Mit dem Reformstaatsvertrag wollen die Bundesländer den öffentlich-rechtlichen Rundfunk (ÖRR) schlanker und moderner aufstellen. Nach dem Regelwerk wird unter anderem die Zahl der TV-Spartenkanäle und der ARD-Radiosender reduziert, zudem gibt es erstmals die von Privatsendern seit Langem geforderte Deckelung des Budgets für Sportrechte.
Unter anderem sind Kürzungen bei den Radioprogrammen vorgesehen. Dafür haben die Intendant:innen der ARD bereits im Juni eine Radiostrategie beschlossen. Bis 2027 soll von den bestehenden 70 auf 53 abgebaut werden. Es sollen vor allem Radiowellen wegfallen, die über DAB+ verbreitet werden. Aber auch über die Zusammenlegung von Sendern wird noch diskutiert.
Kika ab 2033 nur digital
Vor Eintritt des Reformstaatsvertrags am Montag gab es Aufregung und Gerüchte darüber, dass der Kinderkanal Kika demnächst eingestellt werden würde. Dazu schreibt unter anderem der BR, dass dies nicht stimme. Vielmehr solle Kika neue Verbreitungswege bekommen und bis 2033 nur noch digital verfügbar sein. In dieser langen Übergangszeit wird Kika auch noch im linearen Fernsehen zu sehen sein.
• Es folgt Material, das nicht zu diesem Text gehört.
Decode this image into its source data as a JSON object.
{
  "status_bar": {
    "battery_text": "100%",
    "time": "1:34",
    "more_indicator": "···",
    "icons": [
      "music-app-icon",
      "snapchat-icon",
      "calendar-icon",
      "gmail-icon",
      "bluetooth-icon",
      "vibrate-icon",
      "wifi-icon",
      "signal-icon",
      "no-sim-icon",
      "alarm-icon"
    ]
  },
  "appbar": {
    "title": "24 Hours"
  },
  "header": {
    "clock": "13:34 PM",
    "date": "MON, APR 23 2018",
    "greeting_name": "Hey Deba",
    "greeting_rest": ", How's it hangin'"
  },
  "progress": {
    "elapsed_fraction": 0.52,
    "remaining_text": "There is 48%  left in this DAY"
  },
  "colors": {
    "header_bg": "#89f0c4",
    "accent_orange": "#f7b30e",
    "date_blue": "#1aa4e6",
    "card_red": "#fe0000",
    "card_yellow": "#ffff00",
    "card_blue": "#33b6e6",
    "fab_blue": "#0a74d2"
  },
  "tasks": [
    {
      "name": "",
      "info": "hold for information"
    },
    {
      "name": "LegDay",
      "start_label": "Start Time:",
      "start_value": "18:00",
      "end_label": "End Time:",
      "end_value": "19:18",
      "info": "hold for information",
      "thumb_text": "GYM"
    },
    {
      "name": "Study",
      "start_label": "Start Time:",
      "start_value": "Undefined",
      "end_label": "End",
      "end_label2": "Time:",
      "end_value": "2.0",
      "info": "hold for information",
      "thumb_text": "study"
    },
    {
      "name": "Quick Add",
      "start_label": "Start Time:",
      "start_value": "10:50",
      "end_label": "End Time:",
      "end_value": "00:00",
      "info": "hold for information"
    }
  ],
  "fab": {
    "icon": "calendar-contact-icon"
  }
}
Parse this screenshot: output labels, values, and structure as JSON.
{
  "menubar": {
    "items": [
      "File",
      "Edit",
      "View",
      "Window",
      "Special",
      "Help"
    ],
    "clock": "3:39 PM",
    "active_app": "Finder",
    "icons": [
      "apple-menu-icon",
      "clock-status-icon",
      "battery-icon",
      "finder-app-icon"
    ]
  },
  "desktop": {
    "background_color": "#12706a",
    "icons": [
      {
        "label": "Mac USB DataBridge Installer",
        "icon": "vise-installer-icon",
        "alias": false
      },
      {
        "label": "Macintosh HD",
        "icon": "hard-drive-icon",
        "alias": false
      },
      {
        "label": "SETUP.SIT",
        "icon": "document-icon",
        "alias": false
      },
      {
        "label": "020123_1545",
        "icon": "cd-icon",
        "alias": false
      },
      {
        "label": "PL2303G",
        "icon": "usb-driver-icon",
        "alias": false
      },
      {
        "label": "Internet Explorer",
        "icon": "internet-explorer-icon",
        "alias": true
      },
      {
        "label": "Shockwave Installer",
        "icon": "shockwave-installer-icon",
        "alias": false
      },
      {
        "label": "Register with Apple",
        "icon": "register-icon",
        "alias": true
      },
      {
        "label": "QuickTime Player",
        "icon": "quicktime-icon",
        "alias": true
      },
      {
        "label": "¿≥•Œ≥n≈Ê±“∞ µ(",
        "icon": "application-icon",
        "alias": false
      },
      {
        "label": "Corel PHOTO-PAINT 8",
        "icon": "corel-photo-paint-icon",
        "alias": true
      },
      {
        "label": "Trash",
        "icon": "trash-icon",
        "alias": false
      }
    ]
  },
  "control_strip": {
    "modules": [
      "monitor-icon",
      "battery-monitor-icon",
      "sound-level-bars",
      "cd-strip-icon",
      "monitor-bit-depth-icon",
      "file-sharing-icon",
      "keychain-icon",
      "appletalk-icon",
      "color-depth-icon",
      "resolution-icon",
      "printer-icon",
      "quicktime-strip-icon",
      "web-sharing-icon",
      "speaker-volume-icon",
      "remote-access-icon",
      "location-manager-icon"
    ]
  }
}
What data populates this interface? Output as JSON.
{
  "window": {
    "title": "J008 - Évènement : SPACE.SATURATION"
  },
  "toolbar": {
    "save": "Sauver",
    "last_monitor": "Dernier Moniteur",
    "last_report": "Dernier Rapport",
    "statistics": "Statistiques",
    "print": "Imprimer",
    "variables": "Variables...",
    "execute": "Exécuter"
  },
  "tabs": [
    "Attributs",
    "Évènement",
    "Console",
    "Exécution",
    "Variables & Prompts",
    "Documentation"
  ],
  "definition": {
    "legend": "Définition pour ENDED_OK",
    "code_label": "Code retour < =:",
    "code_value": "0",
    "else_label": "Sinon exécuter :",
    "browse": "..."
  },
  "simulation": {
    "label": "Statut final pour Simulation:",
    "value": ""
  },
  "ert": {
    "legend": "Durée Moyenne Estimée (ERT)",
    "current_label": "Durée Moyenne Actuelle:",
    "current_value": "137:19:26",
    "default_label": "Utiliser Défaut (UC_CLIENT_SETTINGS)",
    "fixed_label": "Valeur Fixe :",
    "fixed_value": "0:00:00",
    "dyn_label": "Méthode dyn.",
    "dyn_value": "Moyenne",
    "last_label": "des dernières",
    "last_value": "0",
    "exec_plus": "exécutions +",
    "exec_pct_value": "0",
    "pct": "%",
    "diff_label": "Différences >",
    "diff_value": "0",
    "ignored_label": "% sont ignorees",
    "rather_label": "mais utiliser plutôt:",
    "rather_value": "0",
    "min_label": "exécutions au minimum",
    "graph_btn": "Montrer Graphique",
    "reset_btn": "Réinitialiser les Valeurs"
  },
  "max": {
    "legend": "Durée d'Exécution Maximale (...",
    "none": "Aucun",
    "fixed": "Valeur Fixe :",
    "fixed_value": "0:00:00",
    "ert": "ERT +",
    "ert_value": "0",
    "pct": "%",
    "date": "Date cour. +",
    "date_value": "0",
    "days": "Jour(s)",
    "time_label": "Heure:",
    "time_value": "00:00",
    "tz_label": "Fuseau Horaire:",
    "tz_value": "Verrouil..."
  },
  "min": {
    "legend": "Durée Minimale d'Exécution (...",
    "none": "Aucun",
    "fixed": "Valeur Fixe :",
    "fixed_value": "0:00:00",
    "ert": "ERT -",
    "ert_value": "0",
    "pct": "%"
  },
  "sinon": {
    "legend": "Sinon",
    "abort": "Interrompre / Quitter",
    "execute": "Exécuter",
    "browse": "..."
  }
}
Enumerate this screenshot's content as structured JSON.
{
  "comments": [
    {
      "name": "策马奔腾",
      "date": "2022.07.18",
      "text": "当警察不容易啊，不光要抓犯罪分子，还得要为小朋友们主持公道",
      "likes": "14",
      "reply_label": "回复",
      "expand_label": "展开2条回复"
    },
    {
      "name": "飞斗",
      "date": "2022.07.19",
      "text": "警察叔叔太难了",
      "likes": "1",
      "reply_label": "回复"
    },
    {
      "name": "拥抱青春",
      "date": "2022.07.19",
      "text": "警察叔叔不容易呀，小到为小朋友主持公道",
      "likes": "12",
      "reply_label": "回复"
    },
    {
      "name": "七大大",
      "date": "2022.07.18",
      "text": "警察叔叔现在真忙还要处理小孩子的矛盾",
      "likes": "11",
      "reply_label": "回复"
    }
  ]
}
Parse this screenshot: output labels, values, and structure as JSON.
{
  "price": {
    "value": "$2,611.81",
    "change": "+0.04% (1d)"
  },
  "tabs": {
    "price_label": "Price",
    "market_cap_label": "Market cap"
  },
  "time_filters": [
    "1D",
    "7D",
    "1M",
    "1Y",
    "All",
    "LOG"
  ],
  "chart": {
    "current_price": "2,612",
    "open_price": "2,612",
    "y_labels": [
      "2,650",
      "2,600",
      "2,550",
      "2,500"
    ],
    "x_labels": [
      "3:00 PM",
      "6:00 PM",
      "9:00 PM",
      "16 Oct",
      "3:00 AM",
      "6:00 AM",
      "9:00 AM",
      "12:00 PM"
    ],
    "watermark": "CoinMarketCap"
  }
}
Der Sender begründete das auf Anfrage von BR24 mit dem veränderten Nutzungsverhalten. Schon heute zeige sich, dass Kika digital genutzt werde, vor allem von jungen Zielgruppen. Die Kika-App etwa sei inzwischen 4,3 Millionen Mal heruntergeladen worden, das seien 13 Prozentpunkte mehr im Vergleich zum Vorjahr. Gleichzeitig berufen sich etwa Kritiker:innen der Einkürzungen auf eine vom Sender in Auftrag gegebene Befragung von 2023. Demnach werden die digitalen Angebote zwar beliebter, aber nur 0,3 Prozent der Kinder schauen ausschließlich online.
Welche Sender nun genau von Kürzungen oder Zusammenlegungen betroffen sein werden und bis wann, das wird sich in den kommenden Monaten zeigen, wenn sich die Sender mit den nun in Kraft getretenen Rahmenbedingungen auseinandergesetzt haben.
Das wird wiederum auch von außen, also von senderexternen Stellen überprüft. Dafür legte der Reformstaatsvertrag fest, dass es einen neuen Medienrat geben wird, der die Auftragserfüllung im Ganzen überprüfen wird.
Presseähnlichkeit
Die Reform verschärft zudem das Verbot der sogenannten Presseähnlichkeit. Das verbietet öffentlich-rechtlichen Internetangeboten etwa, privaten Print- und Onlineportalen zu sehr zu ähneln. In der Folge startete die ARD am Montag eine neue Version der „Tagesschau“-App, die unter dem Motto „Sendung first“ deutlich stärker auf audiovisuelle Elemente setzt.
Mit dem novellierten Jugendmedienschutz-Staatsvertrag sollen insbesondere technische Schutzmöglichkeiten gestärkt werden: Für Eltern soll es etwa einfacher werden, einen Jugendschutzmodus bei solchen Geräten zu aktivieren, die bei Kindern und Jugendlichen beliebt sind.
Zudem erhält die Medienaufsicht mehr Befugnisse. Künftig können auch Internetangebote, die „mit bereits zur Sperrung angeordneten Angeboten ganz oder im Wesentlichen inhaltsgleich sind“, gesperrt werden. Vor allem Porno-Anbieter waren in der Vergangenheit auf sogenannte Mirror Domains ausgewichen, um Sperrverfügungen für bestimmte Internetadressen zu umgehen.